De verloskundige zorg wordt in Nederland verleend door verloskundigen en gynaecologen. Vroeger werden zwangerschappen en partus ook door huisartsen begeleid, maar dit gebeurt nauwelijks meer. In de regel bezoekt een vrouw, die vermoedt zwanger te zijn, een verloskundige voor het eerst in de tweede helft van het eerste trimester. Indien de zwangerschap zonder complicaties verloopt, zal de verloskundige uiteindelijk de partus begeleiden (eerste lijn). Deze kan plaatsvinden ten huize van de zwangere, vrijwillig poliklinisch in het ziekenhuis, of in een geboortecentrum. In Nederland bestaat de unieke situatie dat ongeveer 15% van de kinderen thuis wordt geboren. Daarnaast zijn ruim 10% van de geboortes met de verloskundige in het ziekenhuis (poliklinische bevalling dan wel geboortecentrum) (Perined Kerncijfers Nederlandse Geboortezorg 2020). Geboortecentra maken een snelle opmars als keuzeplaats om te bevallen.

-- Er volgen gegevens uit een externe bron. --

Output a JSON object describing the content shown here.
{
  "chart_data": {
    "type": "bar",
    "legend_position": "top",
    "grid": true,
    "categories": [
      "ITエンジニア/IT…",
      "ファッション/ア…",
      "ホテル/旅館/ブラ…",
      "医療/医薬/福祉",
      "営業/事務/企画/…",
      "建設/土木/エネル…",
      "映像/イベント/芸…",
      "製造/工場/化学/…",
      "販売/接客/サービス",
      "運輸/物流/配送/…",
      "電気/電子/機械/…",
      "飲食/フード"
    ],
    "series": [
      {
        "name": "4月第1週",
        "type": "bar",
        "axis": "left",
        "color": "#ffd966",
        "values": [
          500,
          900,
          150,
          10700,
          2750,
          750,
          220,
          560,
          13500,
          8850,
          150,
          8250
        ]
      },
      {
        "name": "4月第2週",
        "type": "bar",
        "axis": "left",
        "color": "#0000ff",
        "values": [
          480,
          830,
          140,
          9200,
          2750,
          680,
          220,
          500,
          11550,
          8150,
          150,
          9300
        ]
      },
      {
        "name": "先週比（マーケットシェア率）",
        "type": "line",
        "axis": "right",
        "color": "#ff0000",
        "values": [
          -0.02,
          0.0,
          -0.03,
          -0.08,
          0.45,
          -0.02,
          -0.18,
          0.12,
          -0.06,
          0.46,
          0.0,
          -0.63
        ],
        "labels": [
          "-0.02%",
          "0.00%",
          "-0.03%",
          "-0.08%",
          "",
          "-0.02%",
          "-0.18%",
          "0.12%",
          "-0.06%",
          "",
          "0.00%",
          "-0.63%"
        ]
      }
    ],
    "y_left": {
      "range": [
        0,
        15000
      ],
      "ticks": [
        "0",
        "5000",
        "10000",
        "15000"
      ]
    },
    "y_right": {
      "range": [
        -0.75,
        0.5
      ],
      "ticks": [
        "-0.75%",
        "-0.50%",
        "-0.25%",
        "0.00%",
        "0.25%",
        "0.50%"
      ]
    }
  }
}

Wanneer er tijdens de zwangerschap complicaties optreden, verwijst de verloskundige de zwangere vrouw naar de gynaecoloog (tweede lijn). Indien de complicaties hersteld zijn, kan de zwangere vrouw terugverwezen worden naar de verloskundige, maar veelal begeleidt de gynaecoloog de rest van de zwangerschap en vindt de partus in het ziekenhuis plaats. Ten tijde van de zwangerschap, of vlak voor de partus wordt meer dan 80% van de zwangeren doorverwezen naar de gynaecoloog (Perined Kerncijfers Nederlandse Geboortezorg 2020). De redenen voor verwijzing naar de gynaecoloog zijn onder andere meerlingzwangerschap, afwijkende ligging van het kind, dreigende vroeggeboorte, ziekte van de moeder (bijvoorbeeld diabetes mellitus, hypertensie) of afwijkingen aan de foetus (groeivertraging, geconstateerde aangeboren afwijkingen). Indien er een hoog risico aanwezig is op ernstige complicaties voor moeder en/of kind vindt verdere doorverwijzing plaats naar één van de tien gespecialiseerde perinatologische centra in Nederland (derde lijn). Eén van de meest voorkomende redenen is dreigende geboorte na een zwangerschapsduur van minder dan 30 weken.
In Nederland wordt bijna 90% van de éénlingen geboren na een zwangerschapsduur tussen de 37.0 en 41.6 weken (à terme), ruim 6% na een zwangerschapsduur tussen de 22 en 36.6 weken (preterm), en bijna 4% na een zwangerschapsduur van meer dan 42.0 weken (postterm of serotien). Meerlingen worden vaker ‘te vroeg’ geboren: ruim 50% wordt geboren na een zwangerschapsduur van minder dan 37 weken.
De wijze waarop de foetus zich voor de partus presenteert, bepaalt mede de plaats van de partus. De foetus kan zich op drie manieren presenteren: hoofdligging, stuitligging en dwarsligging (figuur 9.1).
Van de éénlingen presenteert bijna 94% zich in hoofdligging, ruim 4% in stuitligging, en 0.6% in dwarsligging. In een enkel geval is de ligging niet bekend. Van de meerlingen presenteert slechts 68% zich in hoofdligging, 27% in stuitligging en ligt 5% dwars.
De partus van een foetus in hoofdligging kan in principe langs de ‘normale weg’ (via de vagina) geschieden. Een foetus die dwars voor de uitgang van de uterus ligt, kan niet per vaginam worden geboren. Een sectio caesarea (keizersnede; operatieve baring) is in deze situaties nodig. Tegenwoordig wordt er de voorkeur aan gegeven om een foetus in stuitligging ook door middel van een sectio caesarea geboren te laten worden, alhoewel de discussie onder Nederlandse gynaecologen hierover nog niet is gesloten.
In dit hoofdstuk wordt de partus van een foetus (éénling) in hoofdligging nader besproken. De baring komt doorgaans na een zwangerschapsduur van minimaal 37.0 en maximaal 41.6 weken spontaan op gang. De latente fase duurt ongeveer 10 uur en de actieve fase 7-12 uur. De gemiddelde uitdrijvingsduur van de foetus is bij primiparae (eerstbarenden) en multiparae (meerbarenden, zij die al eerder een kind hebben gebaard) respectievelijk 60 en 30 minuten.
Het blijft tot nu toe onopgehelderd hoe het baringsproces op gang komt. Er zijn onderzoekers die ervan uitgaan dat het een interactie is van verschillende factoren, die afkomstig zijn uit de placenta, de uterus, de vliezen en de foetus. Andere onderzoekers geven echter aan dat het alleen de foetus is die bepaalt wanneer de baring op gang komt.